Dopo la polemica lessicale sul fatto che a detta sua è assurdo che il Garante sia definito “delle persone private della libertà” invece “dei detenuti”, il sociologo Nando dalla Chiesa questa volta si scaglia contro una lettera di Stefano Anastasìa, nella veste di garante della regione Lazio delle persone private della libertà. Di cosa parliamo? Di una nota con cui il professore Anastasìa ha espresso la propria opinione su un Protocollo d’intesa per la promozione di lavori di pubblica utilità sottoscritto dal Dipartimento dell’Amministrazione penitenziaria con l’Azienda di Edilizia residenziale pubblica di Roma e la Regione Lazio.

Nando dalla Chiesa, in sostanza, critica il fatto che il Garante si sarebbe rifiutato di accettare che i detenuti possano essere impiegati in lavori di pubblica utilità. In realtà, le cose non sono esattamente come ha capito dalla Chiesa. Non solo. Ha anche scritto che i garanti si sarebbero occupati solo di Dell’Utri nel carcere di Rebibbia, disinteressandosi delle altre persone sconosciute come i migranti. Anche questo ovviamente non è vero. Il Garante monitora i diritti umani di tutti: dal colletto bianco a l’ultimo dannato della terra. Nessuno escluso.
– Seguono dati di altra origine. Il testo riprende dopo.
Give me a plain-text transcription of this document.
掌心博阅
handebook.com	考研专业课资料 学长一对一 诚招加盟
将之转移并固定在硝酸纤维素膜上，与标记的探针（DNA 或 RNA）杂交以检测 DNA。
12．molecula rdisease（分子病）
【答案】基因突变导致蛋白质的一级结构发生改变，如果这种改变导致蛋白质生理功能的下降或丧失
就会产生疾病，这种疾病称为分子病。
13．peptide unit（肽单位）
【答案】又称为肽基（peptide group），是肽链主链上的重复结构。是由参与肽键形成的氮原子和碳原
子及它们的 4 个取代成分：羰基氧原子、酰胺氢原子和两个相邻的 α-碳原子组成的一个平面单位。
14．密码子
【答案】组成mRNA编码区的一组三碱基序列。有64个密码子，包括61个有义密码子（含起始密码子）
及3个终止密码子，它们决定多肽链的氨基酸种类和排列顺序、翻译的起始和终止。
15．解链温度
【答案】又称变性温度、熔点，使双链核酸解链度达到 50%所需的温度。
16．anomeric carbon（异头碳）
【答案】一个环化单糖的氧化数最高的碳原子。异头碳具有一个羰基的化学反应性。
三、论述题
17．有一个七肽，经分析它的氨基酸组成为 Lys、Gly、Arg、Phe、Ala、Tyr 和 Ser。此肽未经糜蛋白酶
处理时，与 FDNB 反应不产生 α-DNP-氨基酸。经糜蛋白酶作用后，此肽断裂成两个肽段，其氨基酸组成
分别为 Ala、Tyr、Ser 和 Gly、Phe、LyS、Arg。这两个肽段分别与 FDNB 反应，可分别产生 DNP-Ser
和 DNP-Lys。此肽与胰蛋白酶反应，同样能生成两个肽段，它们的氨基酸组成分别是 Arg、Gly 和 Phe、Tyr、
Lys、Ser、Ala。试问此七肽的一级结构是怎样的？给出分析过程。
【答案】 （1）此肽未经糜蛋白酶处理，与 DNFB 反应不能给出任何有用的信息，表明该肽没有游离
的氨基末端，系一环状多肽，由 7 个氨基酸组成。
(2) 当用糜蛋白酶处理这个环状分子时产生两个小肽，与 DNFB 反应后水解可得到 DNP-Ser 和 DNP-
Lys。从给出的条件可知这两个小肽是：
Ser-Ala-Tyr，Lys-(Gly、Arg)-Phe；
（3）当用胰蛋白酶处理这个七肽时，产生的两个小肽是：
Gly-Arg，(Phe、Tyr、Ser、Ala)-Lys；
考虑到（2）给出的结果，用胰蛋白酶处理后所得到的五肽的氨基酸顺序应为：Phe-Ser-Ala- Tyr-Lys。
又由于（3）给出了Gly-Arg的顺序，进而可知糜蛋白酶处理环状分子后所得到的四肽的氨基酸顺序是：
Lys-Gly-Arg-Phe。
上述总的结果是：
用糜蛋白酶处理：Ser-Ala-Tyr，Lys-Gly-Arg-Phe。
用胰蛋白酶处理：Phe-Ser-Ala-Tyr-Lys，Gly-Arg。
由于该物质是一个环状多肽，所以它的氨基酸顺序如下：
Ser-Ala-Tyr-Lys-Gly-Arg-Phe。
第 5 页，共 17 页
Tutto qui? No, ha aggiunto che ci si concentra solo sul 41 bis, «pensato e richiesto dal noto torturatore di Stato di nome Paolo Borsellino». A parte che a pensare di ripristinare un regime differenziato per i mafiosi in realtà è stato Giovanni Falcone, si dimentica di dire che, ad esempio, il giudice stritolato dal tritolo a Capaci ha anche ideato l’introduzione del 4 bis ( reato ostativo) molto più morbido rispetto a quello introdotto dopo la sua morte. Ma per fortuna ci ha pensato la Consulta a farlo ritornare alle origini. Sì, proprio quelle pensate da Falcone: non era un noto “torturatore”, proprio perché molto attento al rispetto del dettato costituzionale.
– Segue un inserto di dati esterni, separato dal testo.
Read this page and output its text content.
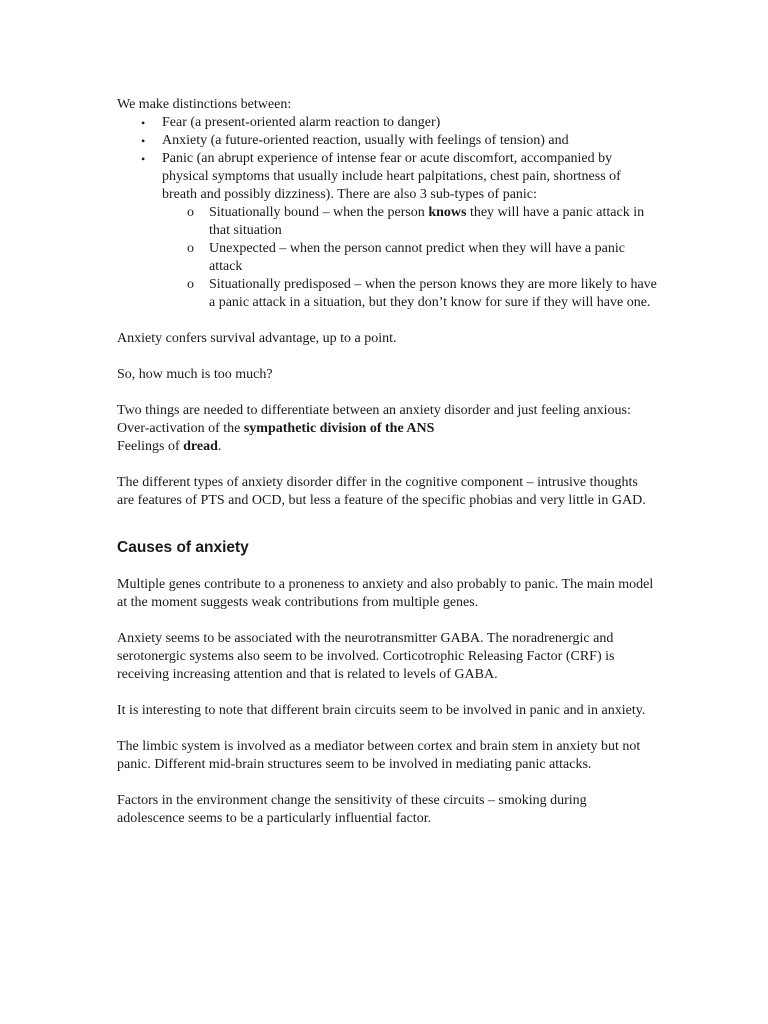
We make distinctions between:

• Fear (a present-oriented alarm reaction to danger)
• Anxiety (a future-oriented reaction, usually with feelings of tension) and
• Panic (an abrupt experience of intense fear or acute discomfort, accompanied by physical symptoms that usually include heart palpitations, chest pain, shortness of breath and possibly dizziness). There are also 3 sub-types of panic:
o Situationally bound – when the person knows they will have a panic attack in that situation
o Unexpected – when the person cannot predict when they will have a panic attack
o Situationally predisposed – when the person knows they are more likely to have a panic attack in a situation, but they don’t know for sure if they will have one.

Anxiety confers survival advantage, up to a point.

So, how much is too much?

Two things are needed to differentiate between an anxiety disorder and just feeling anxious:

Over-activation of the sympathetic division of the ANS

Feelings of dread.

The different types of anxiety disorder differ in the cognitive component – intrusive thoughts are features of PTS and OCD, but less a feature of the specific phobias and very little in GAD.

Causes of anxiety

Multiple genes contribute to a proneness to anxiety and also probably to panic. The main model at the moment suggests weak contributions from multiple genes.

Anxiety seems to be associated with the neurotransmitter GABA. The noradrenergic and serotonergic systems also seem to be involved. Corticotrophic Releasing Factor (CRF) is receiving increasing attention and that is related to levels of GABA.

It is interesting to note that different brain circuits seem to be involved in panic and in anxiety.

The limbic system is involved as a mediator between cortex and brain stem in anxiety but not panic. Different mid-brain structures seem to be involved in mediating panic attacks.

Factors in the environment change the sensitivity of these circuits – smoking during adolescence seems to be a particularly influential factor.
Ma ritorniamo alla lettera incriminata. Il garante Anastasìa l’ha resa pubblica sul suo sito istituzionale in maniera tale che tutti la possano leggere. «Si evince – scrive il garante regionale del Lazio per rispondere alla polemica avanzata da Dalla Chiesa - non solo che non sono contrario a quell’impiego dei detenuti, anche a titolo gratuito, quando esso sia effettivamente volontario e circoscritto nel tempo e nelle cause ( come definito originariamente dal legislatore), ma vorrei anzi che gli enti pubblici e le aziende da essi dipendenti facessero di più, facilitando percorsi di inserimento lavorativo retribuito alle condizioni di vantaggio economico e fiscale garantite dalla legislazione in materia di lavoro penitenziario».

Sempre Anastasìa, rimarcando tra le cose che il professor dalla Chiesa evidentemente non sa, rivela che c’è anche il seguito di quella lettera: una riunione con il Segretario generale della Regione Lazio, il Presidente dell’Ater Roma e il delegato Dap ai lavori di pubblica utilità in cui si è convenuto di verificare la possibilità di “rinforzare” il protocollo con percorsi di tirocinio e di inserimento lavorativo nelle forme previste dalla ordinaria legislazione nazionale e regionale in materia. «Segno evidente – conclude Anastasìa - che l’operato del Garante non è indirizzato a non far fare, ma a fare meglio, nell’esclusivo interesse dei detenuti e delle altre persone private della libertà».